I have been reading a book about filters both passive and active and
have a few questions about active filters that I need some help on. I
have a link to pages 109-115 containing the information that I have
questions over.

https://ilocker.bsu.edu/users/jalbers/WORLD_SHARED/Electronics/ActiveFilter.PDF

1. For non-inverting op amps the book says that "Typically gain
remains constant up to 10 Khz , then falls steadily to reach 1 at at 1
Mhz." Why is this so?

2. In the inverting configuration, why is the resistor connected to
non inverting terminal Rb connected to ground through a resistor
having the resistance value of Ra and Rf in parallel? The book makes
a statement that for less accuracy the non inverting terminal could be
connected to ground.

3. On the bottom of page 113 a first order active filter circuit is
described. It is basically a low pass RC filter connected to the
input of a non inverting op amp. As far as I can tell from the
formulas the gain of the op amp is 1+Rf/Ra which means that the gain
has to be larger than 1 which means that the op amp is amplifying the
signal instead of attenuating the signal? I am thinking that it would
be better to have a gain of less than 1 to attenuate the signal.

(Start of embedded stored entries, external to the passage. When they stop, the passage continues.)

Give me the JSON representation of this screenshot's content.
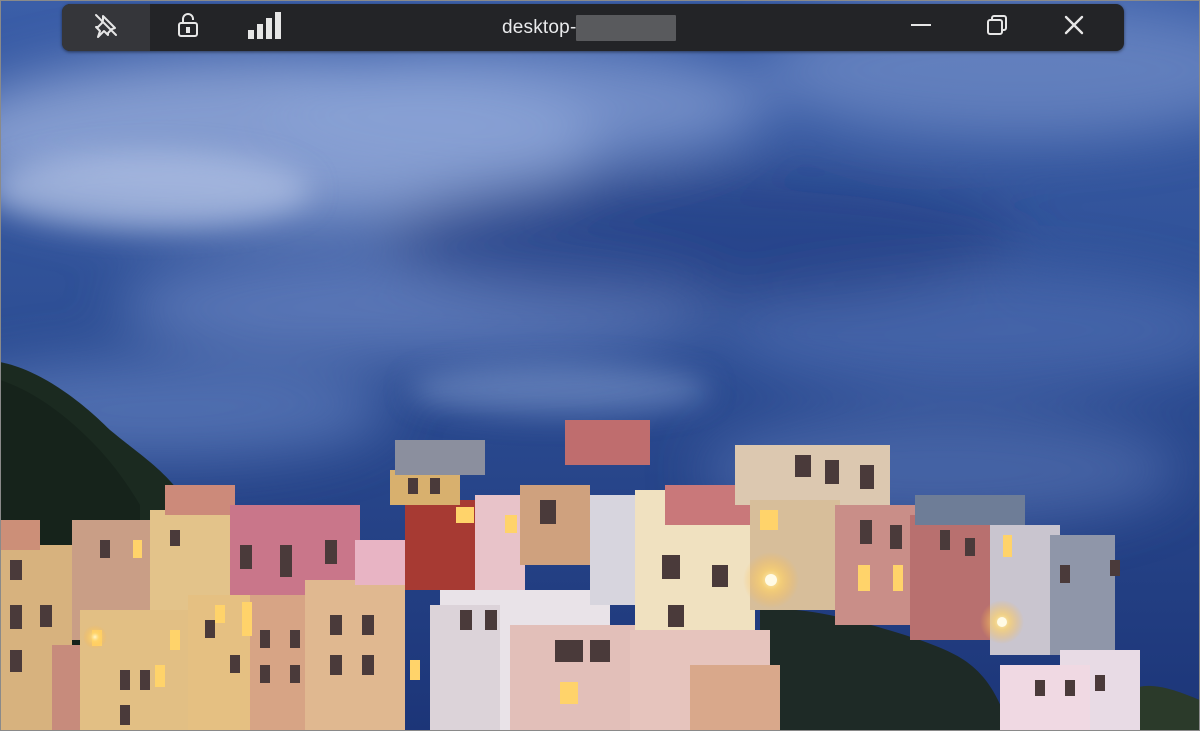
{
  "remote_bar": {
    "title": "desktop-",
    "icons": {
      "pin": "pin-off-icon",
      "lock": "unlocked-padlock-icon",
      "signal": "connection-strength-icon",
      "minimize": "minimize-icon",
      "restore": "restore-icon",
      "close": "close-icon"
    },
    "signal_level": 1.0
  },
  "desktop": {
    "wallpaper": "hillside-village-dusk-icon"
  },
  "colors": {
    "bar_background": "#232427",
    "bar_active": "#35363a",
    "sky_top": "#3a5898",
    "sky_bottom": "#1f3a7a"
  }
}
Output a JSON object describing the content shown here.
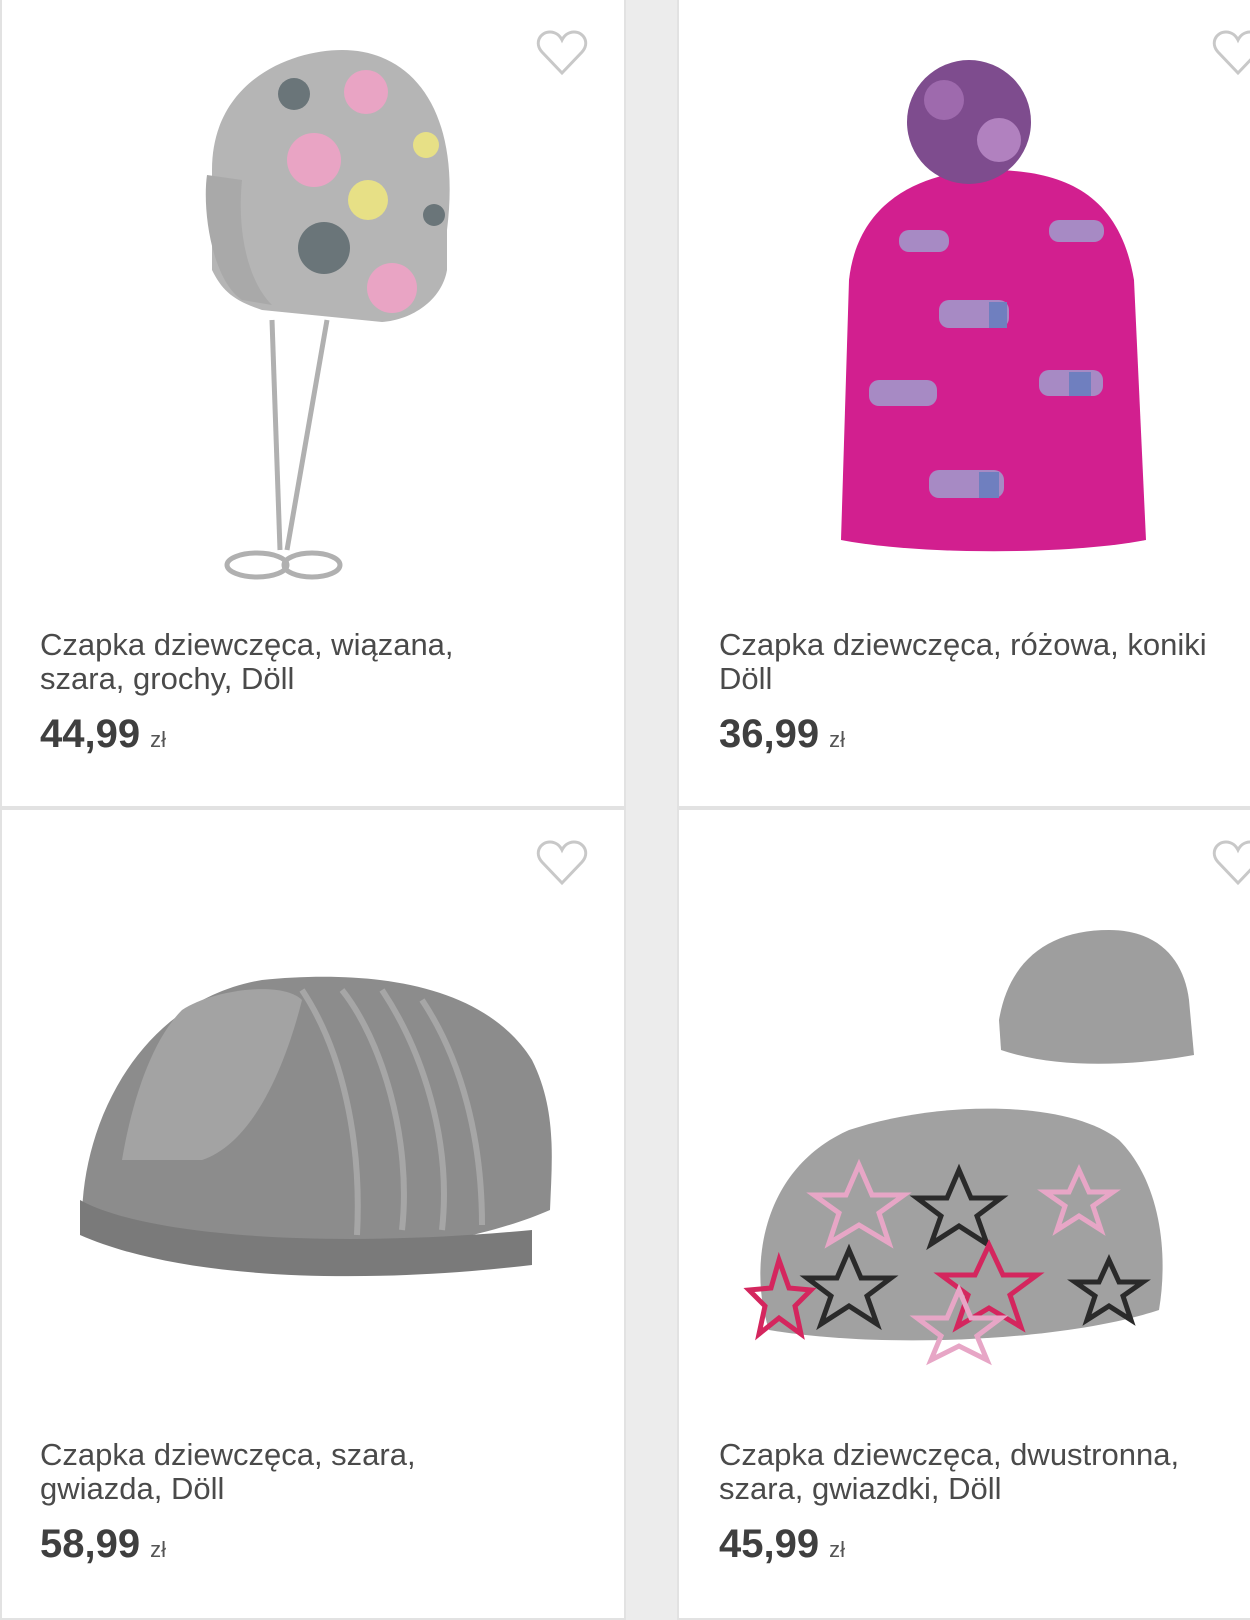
{
  "products": [
    {
      "title_line1": "Czapka dziewczęca, wiązana,",
      "title_line2": "szara, grochy, Döll",
      "price": "44,99",
      "currency": "zł",
      "image_icon": "grey-polka-dot-tie-hat-image",
      "favorite_icon": "heart-icon"
    },
    {
      "title_line1": "Czapka dziewczęca, różowa, koniki",
      "title_line2": "Döll",
      "price": "36,99",
      "currency": "zł",
      "image_icon": "pink-pony-pompom-hat-image",
      "favorite_icon": "heart-icon"
    },
    {
      "title_line1": "Czapka dziewczęca, szara,",
      "title_line2": "gwiazda, Döll",
      "price": "58,99",
      "currency": "zł",
      "image_icon": "grey-knit-star-beanie-image",
      "favorite_icon": "heart-icon"
    },
    {
      "title_line1": "Czapka dziewczęca, dwustronna,",
      "title_line2": "szara, gwiazdki, Döll",
      "price": "45,99",
      "currency": "zł",
      "image_icon": "reversible-grey-stars-beanie-image",
      "favorite_icon": "heart-icon"
    }
  ],
  "colors": {
    "background": "#ececec",
    "card": "#ffffff",
    "heart_outline": "#c8c8c8",
    "pink_hat": "#d21f8f"
  }
}
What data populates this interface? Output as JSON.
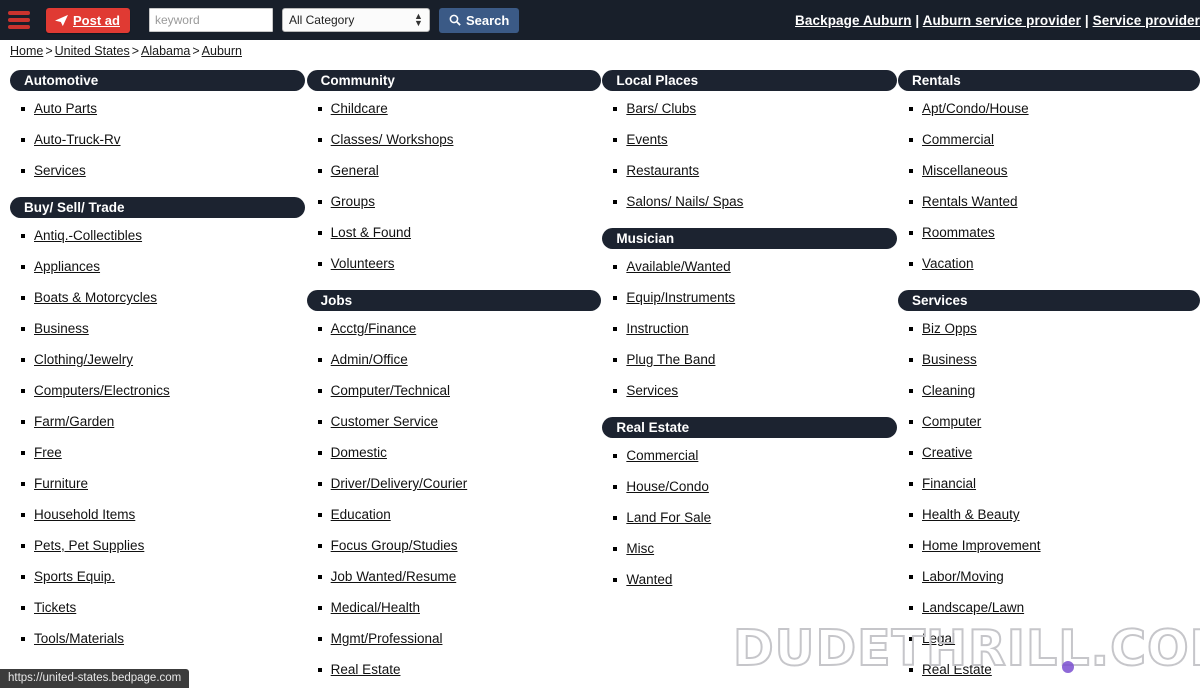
{
  "navbar": {
    "menu_icon": "hamburger-icon",
    "post_ad_label": "Post ad",
    "search_placeholder": "keyword",
    "search_value": "",
    "category_selected": "All Category",
    "category_options": [
      "All Category"
    ],
    "search_button_label": "Search",
    "right_links": [
      "Backpage Auburn",
      "Auburn service provider",
      "Service provider"
    ],
    "right_separator": " | "
  },
  "breadcrumb": {
    "separator": ">",
    "items": [
      "Home",
      "United States",
      "Alabama",
      "Auburn"
    ]
  },
  "columns": [
    {
      "sections": [
        {
          "title": "Automotive",
          "items": [
            "Auto Parts",
            "Auto-Truck-Rv",
            "Services"
          ]
        },
        {
          "title": "Buy/ Sell/ Trade",
          "items": [
            "Antiq.-Collectibles",
            "Appliances",
            "Boats & Motorcycles",
            "Business",
            "Clothing/Jewelry",
            "Computers/Electronics",
            "Farm/Garden",
            "Free",
            "Furniture",
            "Household Items",
            "Pets, Pet Supplies",
            "Sports Equip.",
            "Tickets",
            "Tools/Materials"
          ]
        }
      ]
    },
    {
      "sections": [
        {
          "title": "Community",
          "items": [
            "Childcare",
            "Classes/ Workshops",
            "General",
            "Groups",
            "Lost & Found",
            "Volunteers"
          ]
        },
        {
          "title": "Jobs",
          "items": [
            "Acctg/Finance",
            "Admin/Office",
            "Computer/Technical",
            "Customer Service",
            "Domestic",
            "Driver/Delivery/Courier",
            "Education",
            "Focus Group/Studies",
            "Job Wanted/Resume",
            "Medical/Health",
            "Mgmt/Professional",
            "Real Estate"
          ]
        }
      ]
    },
    {
      "sections": [
        {
          "title": "Local Places",
          "items": [
            "Bars/ Clubs",
            "Events",
            "Restaurants",
            "Salons/ Nails/ Spas"
          ]
        },
        {
          "title": "Musician",
          "items": [
            "Available/Wanted",
            "Equip/Instruments",
            "Instruction",
            "Plug The Band",
            "Services"
          ]
        },
        {
          "title": "Real Estate",
          "items": [
            "Commercial",
            "House/Condo",
            "Land For Sale",
            "Misc",
            "Wanted"
          ]
        }
      ]
    },
    {
      "sections": [
        {
          "title": "Rentals",
          "items": [
            "Apt/Condo/House",
            "Commercial",
            "Miscellaneous",
            "Rentals Wanted",
            "Roommates",
            "Vacation"
          ]
        },
        {
          "title": "Services",
          "items": [
            "Biz Opps",
            "Business",
            "Cleaning",
            "Computer",
            "Creative",
            "Financial",
            "Health & Beauty",
            "Home Improvement",
            "Labor/Moving",
            "Landscape/Lawn",
            "Legal",
            "Real Estate"
          ]
        }
      ]
    }
  ],
  "watermark": {
    "text": "DUDETHRILL.COM"
  },
  "statusbar": {
    "url": "https://united-states.bedpage.com"
  },
  "colors": {
    "navbar_bg": "#181f2a",
    "post_ad_red": "#e03a33",
    "hamburger_red": "#c9332e",
    "search_blue": "#3b5a86",
    "section_header_bg": "#1c2330",
    "link_text": "#111111",
    "statusbar_bg": "#3c3c3c",
    "watermark_stroke": "#c4c4c8",
    "cursor_dot": "#7a4fd0"
  }
}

4. I have never been to clear as to what output impedance really
means. I can understand why op amps need to have a high input
impeadance so that they do not put too much of a drain on the circuit
that they are trying to measure. The book says that the output
impeadance of an op amp is low (around 75 ohms) for example. What
does the 75 ohms mean?

Any help would be greatly appreciated. Thanks
 
M

Michael Black

I have been reading a book about filters both passive and active and
have a few questions about active filters that I need some help on. I
have a link to pages 109-115 containing the information that I have
questions over.

https://ilocker.bsu.edu/users/jalbers/WORLD_SHARED/Electronics/ActiveFilter.PDF

1. For non-inverting op amps the book says that "Typically gain
remains constant up to 10 Khz , then falls steadily to reach 1 at at 1
Mhz." Why is this so?
Check the copyright on the book. Likely it's old. And once upon a time,
op-amps had pretty limited specs, A 1MHz gain-bandwidth was pretty good,
yet once you try to get gain from it you don't get much actual bandwidth.
You could use them fine if you just connected them as voltage followers,
ie no gain, but start trying to get much gain from them and the bandwidth
goes away. It was misleading 35 years ago, for people first playing
with op-amps and seeing only that "1MHz" figure.

I bet that's the limitation, the book is old and the op-amps current
to the book had limited gain-bandwidth.

More recent op-amps have much better gain-bandwidth, and thus can
supply more gain up to a higher frequency.